Fail, or you won’t succeed
Now, I’m not advocating bouncing from one thing to another without thought or consideration. Both can be part of the action. Elicit every bit of information and every bit of advice you can that relates to your decision. And then make it, and then act on it. Like I said, straightforward advice to give, not so easy to act on. I know because I’ve failed many times. It’s why it’s a good thing that we’re not who we’re going to be yet. That we always have the hope of becoming better. It’s why forgiving yourself is fundamental. If you’re trying to change, failure is inevitable. If failure is inevitable, forgiveness is essential. It turns failure from a verdict against yourself, into a learning opportunity for growth. Bruce Lee said that “the person who never failed never succeeded”, and I agree. If you want to live more than a featureless life, you have to push beyond your comfort zone, you have to risk the unknown, you have to take a leap. Sometimes the best learnings come from the biggest leap. Sometimes there are no small steps to take, only big leaps to dare. My advice is to dare them. And I’m speaking to myself as much as to you. You’ll fall, sometimes majorly, but the only thing that matters is what you learn that gets you back up again. And I promise you, if you live like this, you’ll like who you become.

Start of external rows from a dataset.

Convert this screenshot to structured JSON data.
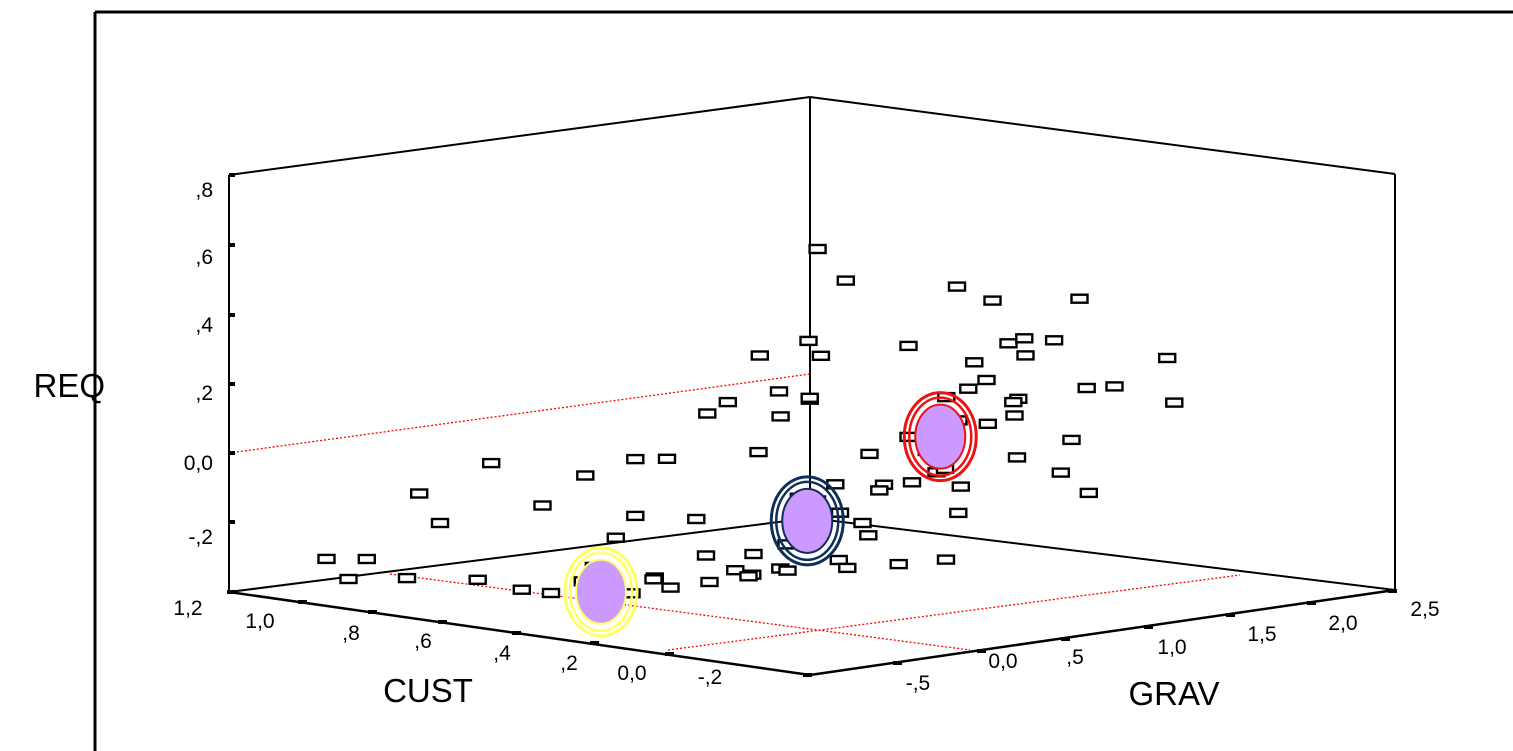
{
  "chart_data": {
    "type": "scatter",
    "projection": "3d",
    "title": "",
    "axes": {
      "x": {
        "label": "GRAV",
        "range": [
          -0.5,
          2.5
        ],
        "tick_labels": [
          "-,5",
          "0,0",
          ",5",
          "1,0",
          "1,5",
          "2,0",
          "2,5"
        ]
      },
      "y": {
        "label": "CUST",
        "range": [
          -0.2,
          1.2
        ],
        "tick_labels": [
          "-,2",
          "0,0",
          ",2",
          ",4",
          ",6",
          ",8",
          "1,0",
          "1,2"
        ]
      },
      "z": {
        "label": "REQ",
        "range": [
          -0.3,
          0.8
        ],
        "tick_labels": [
          "-,2",
          "0,0",
          ",2",
          ",4",
          ",6",
          ",8"
        ]
      }
    },
    "grid": false,
    "legend": "none",
    "marker": {
      "symbol": "open-square",
      "color": "#000000"
    },
    "series": [
      {
        "values": [
          [
            0.22,
            0.12,
            0.72
          ],
          [
            0.85,
            0.08,
            0.58
          ],
          [
            1.35,
            0.02,
            0.52
          ],
          [
            1.28,
            0.55,
            0.49
          ],
          [
            1.5,
            0.3,
            0.46
          ],
          [
            1.22,
            0.02,
            0.42
          ],
          [
            1.05,
            0.05,
            0.42
          ],
          [
            0.75,
            0.15,
            0.42
          ],
          [
            0.45,
            0.25,
            0.44
          ],
          [
            0.2,
            0.25,
            0.42
          ],
          [
            0.62,
            0.3,
            0.38
          ],
          [
            1.45,
            0.2,
            0.38
          ],
          [
            1.35,
            0.15,
            0.35
          ],
          [
            1.8,
            0.02,
            0.33
          ],
          [
            1.3,
            0.25,
            0.32
          ],
          [
            0.95,
            0.1,
            0.3
          ],
          [
            1.15,
            0.15,
            0.3
          ],
          [
            0.88,
            0.12,
            0.28
          ],
          [
            0.35,
            0.2,
            0.3
          ],
          [
            0.15,
            0.18,
            0.34
          ],
          [
            0.1,
            0.28,
            0.3
          ],
          [
            1.1,
            0.05,
            0.27
          ],
          [
            1.6,
            0.12,
            0.25
          ],
          [
            1.7,
            0.1,
            0.25
          ],
          [
            0.52,
            0.28,
            0.28
          ],
          [
            0.52,
            0.35,
            0.22
          ],
          [
            0.25,
            0.4,
            0.24
          ],
          [
            0.9,
            0.1,
            0.22
          ],
          [
            1.05,
            0.1,
            0.2
          ],
          [
            1.5,
            0.25,
            0.2
          ],
          [
            1.9,
            0.05,
            0.2
          ],
          [
            1.4,
            0.2,
            0.18
          ],
          [
            0.75,
            0.15,
            0.18
          ],
          [
            0.55,
            0.15,
            0.15
          ],
          [
            0.3,
            0.3,
            0.15
          ],
          [
            0.15,
            0.45,
            0.12
          ],
          [
            0.2,
            0.55,
            0.1
          ],
          [
            0.95,
            0.2,
            0.12
          ],
          [
            1.2,
            0.1,
            0.1
          ],
          [
            1.65,
            0.18,
            0.1
          ],
          [
            0.1,
            0.85,
            0.05
          ],
          [
            0.05,
            0.6,
            0.06
          ],
          [
            0.8,
            0.35,
            0.02
          ],
          [
            1.05,
            0.35,
            0.0
          ],
          [
            1.3,
            0.4,
            -0.02
          ],
          [
            1.55,
            0.4,
            -0.05
          ],
          [
            1.85,
            0.3,
            -0.02
          ],
          [
            0.4,
            0.25,
            0.03
          ],
          [
            0.6,
            0.3,
            0.0
          ],
          [
            0.3,
            0.45,
            -0.05
          ],
          [
            0.2,
            0.55,
            -0.05
          ],
          [
            0.15,
            0.75,
            -0.05
          ],
          [
            0.1,
            0.55,
            -0.1
          ],
          [
            0.55,
            0.35,
            -0.12
          ],
          [
            0.9,
            0.5,
            -0.1
          ],
          [
            1.25,
            0.55,
            -0.12
          ],
          [
            1.75,
            0.5,
            -0.15
          ],
          [
            2.1,
            0.35,
            -0.1
          ],
          [
            0.05,
            0.95,
            -0.12
          ],
          [
            0.05,
            1.0,
            -0.05
          ],
          [
            0.35,
            0.45,
            -0.15
          ],
          [
            0.5,
            0.45,
            -0.2
          ],
          [
            0.7,
            0.5,
            -0.18
          ],
          [
            0.3,
            0.55,
            -0.22
          ],
          [
            0.2,
            0.65,
            -0.2
          ],
          [
            0.25,
            0.7,
            -0.25
          ],
          [
            0.4,
            0.6,
            -0.24
          ],
          [
            0.8,
            0.55,
            -0.25
          ],
          [
            1.05,
            0.6,
            -0.26
          ],
          [
            1.35,
            0.6,
            -0.26
          ],
          [
            0.15,
            0.8,
            -0.28
          ],
          [
            0.3,
            0.8,
            -0.3
          ],
          [
            0.5,
            0.7,
            -0.3
          ],
          [
            0.7,
            0.7,
            -0.3
          ],
          [
            0.9,
            0.7,
            -0.3
          ],
          [
            1.1,
            0.7,
            -0.3
          ],
          [
            1.3,
            0.7,
            -0.3
          ],
          [
            1.5,
            0.65,
            -0.3
          ],
          [
            1.7,
            0.62,
            -0.3
          ],
          [
            1.9,
            0.6,
            -0.3
          ],
          [
            0.0,
            1.2,
            -0.25
          ],
          [
            0.1,
            1.15,
            -0.25
          ],
          [
            0.2,
            1.1,
            -0.3
          ],
          [
            0.35,
            1.0,
            -0.3
          ],
          [
            -0.1,
            1.1,
            -0.28
          ],
          [
            0.6,
            0.15,
            0.05
          ],
          [
            1.0,
            0.2,
            0.06
          ],
          [
            0.45,
            0.12,
            -0.02
          ],
          [
            0.65,
            0.2,
            -0.08
          ],
          [
            1.15,
            0.25,
            0.05
          ]
        ]
      }
    ],
    "centroids": [
      {
        "x": 0.7,
        "y": 0.05,
        "z": 0.2,
        "fill": "#cc99ff",
        "ring": "#ee1111"
      },
      {
        "x": 0.55,
        "y": 0.3,
        "z": -0.05,
        "fill": "#cc99ff",
        "ring": "#0e2f5a"
      },
      {
        "x": 0.45,
        "y": 0.75,
        "z": -0.3,
        "fill": "#cc99ff",
        "ring": "#ffff66"
      }
    ],
    "reference_lines": {
      "color": "#ff0000",
      "style": "dotted"
    }
  }
}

So, what have I done here? Written more words that may help some people, and be ignored by others. If my words have resonated, that’s wonderful. Go and take some action now. The difference between being inspiring and being uplifting is that being inspired causes you to act, whereas uplifting just gives you a temporary boost. I intend to inspire. If you’ve read this, and you recognise the sentiments but feel unmoved (notice that word?), then it might just be that you’re in the wrong place to hear them.
Think about that.
Look around you and take an inventory. I read somewhere that we’re a composite of the five people we spend the most time with. Do those people stretch you, support you and inspire you? Or do they conspire – even innocently – to keep you stuck in your present limitations? Write down what things in your life hold you back. Things like money, children, family or job. These are the constraints you imagine bind you, and I use the word ‘imagine’ advisedly. If you looked around, you’d find plenty of people with the same constraints who’ve created success from them. Ask unemployed single mother JK Rowling. Research has found that constraints actually make us more creative, so I’d pose another question of you. Where is the opportunity in your situation? What could you do with what you have (ok that’s two)? When I decided I wanted to become a therapist I looked around. Every course was at the weekend, and I had my children then, so they were out. The only thing I could find was a Diploma course in Psychotherapy and Hypnotherapy that had a distance learning and 1-to-1 mentoring format. It wasn’t great – my students know more after their first weekend than I knew after two years – but it got me started. Don’t wait for perfect, go for what’s possible. Begin. Take action. Honestly, if you keep to that mantra, once the first steps have been taken your momentum will keep the doors opening.